我正在使用虚拟机网络(但我不是管理员),最多可以访问30个群集.我进行了您建议的测试.打开5个R会话,并同时在1,2 ... 5上运行矩阵乘法(或尽可能快地切换并执行).得到了与之前非常相似的结果(例如:每个附加过程都会减慢所有单独的会话的速度).请注意,我使用top和htop检查了内存使用情况,并且使用情况从未超过网络容量的5%(〜2.5/64Gb).
结论:
问题似乎与R有关.当我使用其他软件(例如 PLINK )运行其他多线程命令时,我不会运行进入这个问题,并行流程按预期运行.我还尝试了使用Rmpi和doMPI来运行上述命令,但结果相同(较慢).该问题似乎与虚拟机网络上的R会话/并行命令有关.我真正需要帮助的是如何查明问题.似乎在在这里指出了类似的问题
我发现每个节点的乘法时间非常有趣,因为计时不包括与并行循环相关的任何开销,而仅包括执行时间矩阵乘法,结果表明时间随着在同一台机器上并行执行的矩阵乘法次数的增加而增加.
我可以想到可能发生这种情况的两个原因:
- 在内核用完之前,计算机的内存带宽被矩阵乘法所饱和;
- 矩阵乘法是多线程的.
您可以通过启动多个R会话来测试第一种情况(我在多个终端中都这样做),并在每个会话中创建两个矩阵:
> x <- matrix(rnorm(4096*4096), 4096)
> y <- matrix(rnorm(4096*4096), 4096)
,然后大约在每个时间在每个会话中执行矩阵乘法:
> system.time(z <- x %*% t(y))
理想情况下,无论您使用多少R会话(最多内核数),这次都是相同的,但是由于矩阵乘法是一个相当占用内存的操作,因此许多计算机在使用它们之前会耗尽内存带宽用完核心,导致时间增加.

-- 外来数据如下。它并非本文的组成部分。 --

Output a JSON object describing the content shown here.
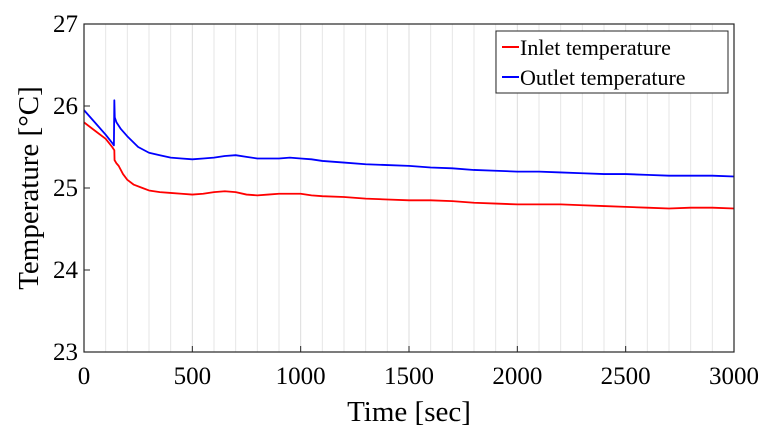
{
  "chart_data": {
    "type": "line",
    "title": "",
    "xlabel": "Time [sec]",
    "ylabel": "Temperature [°C]",
    "xlim": [
      0,
      3000
    ],
    "ylim": [
      23,
      27
    ],
    "xticks": [
      0,
      500,
      1000,
      1500,
      2000,
      2500,
      3000
    ],
    "yticks": [
      23,
      24,
      25,
      26,
      27
    ],
    "xtick_labels": [
      "0",
      "500",
      "1000",
      "1500",
      "2000",
      "2500",
      "3000"
    ],
    "ytick_labels": [
      "23",
      "24",
      "25",
      "26",
      "27"
    ],
    "grid": true,
    "legend_position": "top-right",
    "series": [
      {
        "name": "Inlet temperature",
        "color": "#ff0000",
        "x": [
          0,
          50,
          100,
          130,
          140,
          141,
          150,
          160,
          180,
          200,
          230,
          270,
          300,
          350,
          400,
          450,
          500,
          550,
          600,
          650,
          700,
          750,
          800,
          850,
          900,
          950,
          1000,
          1050,
          1100,
          1200,
          1300,
          1400,
          1500,
          1600,
          1700,
          1800,
          1900,
          2000,
          2100,
          2200,
          2300,
          2400,
          2500,
          2600,
          2700,
          2800,
          2900,
          3000
        ],
        "y": [
          25.8,
          25.7,
          25.6,
          25.5,
          25.46,
          25.34,
          25.3,
          25.27,
          25.17,
          25.1,
          25.04,
          25.0,
          24.97,
          24.95,
          24.94,
          24.93,
          24.92,
          24.93,
          24.95,
          24.96,
          24.95,
          24.92,
          24.91,
          24.92,
          24.93,
          24.93,
          24.93,
          24.91,
          24.9,
          24.89,
          24.87,
          24.86,
          24.85,
          24.85,
          24.84,
          24.82,
          24.81,
          24.8,
          24.8,
          24.8,
          24.79,
          24.78,
          24.77,
          24.76,
          24.75,
          24.76,
          24.76,
          24.75
        ]
      },
      {
        "name": "Outlet temperature",
        "color": "#0000ff",
        "x": [
          0,
          50,
          100,
          130,
          138,
          140,
          142,
          150,
          170,
          200,
          250,
          300,
          350,
          400,
          450,
          500,
          550,
          600,
          650,
          700,
          750,
          800,
          850,
          900,
          950,
          1000,
          1050,
          1100,
          1200,
          1300,
          1400,
          1500,
          1600,
          1700,
          1800,
          1900,
          2000,
          2100,
          2200,
          2300,
          2400,
          2500,
          2600,
          2700,
          2800,
          2900,
          3000
        ],
        "y": [
          25.95,
          25.8,
          25.65,
          25.55,
          25.52,
          26.07,
          25.86,
          25.8,
          25.72,
          25.63,
          25.5,
          25.43,
          25.4,
          25.37,
          25.36,
          25.35,
          25.36,
          25.37,
          25.39,
          25.4,
          25.38,
          25.36,
          25.36,
          25.36,
          25.37,
          25.36,
          25.35,
          25.33,
          25.31,
          25.29,
          25.28,
          25.27,
          25.25,
          25.24,
          25.22,
          25.21,
          25.2,
          25.2,
          25.19,
          25.18,
          25.17,
          25.17,
          25.16,
          25.15,
          25.15,
          25.15,
          25.14
        ]
      }
    ]
  }
}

如果您的R安装是使用多线程数学库(例如MKL或ATLAS)构建的,那么您可能会使用所有内核进行一次矩阵乘法运算,因此无法期望通过使用多个进程获得更好的性能除非您使用多台计算机.
您可以使用"top"之类的工具来查看您是否正在使用多线程数学库.
最后,来自lscpu的输出表明您正在使用虚拟机.我从未在多核虚拟机上进行任何性能测试,但这也可能会引起问题.
更新
我相信并行矩阵乘法运行比单矩阵乘法运行更慢的原因是,您的CPU无法足够快地读取内存以全速提供两个以上的内核,这就是我所说的饱和您的内存带宽.如果您的CPU有足够大的缓存,则可以避免此问题,但实际上与主板上的内存量没有任何关系.
我认为这只是使用一台计算机进行并行计算的限制.使用群集的优点之一是您的内存带宽以及总的聚合内存都会增加.因此,如果您在多节点并行程序的每个节点上运行一两个矩阵乘法,就不会遇到这个特殊问题.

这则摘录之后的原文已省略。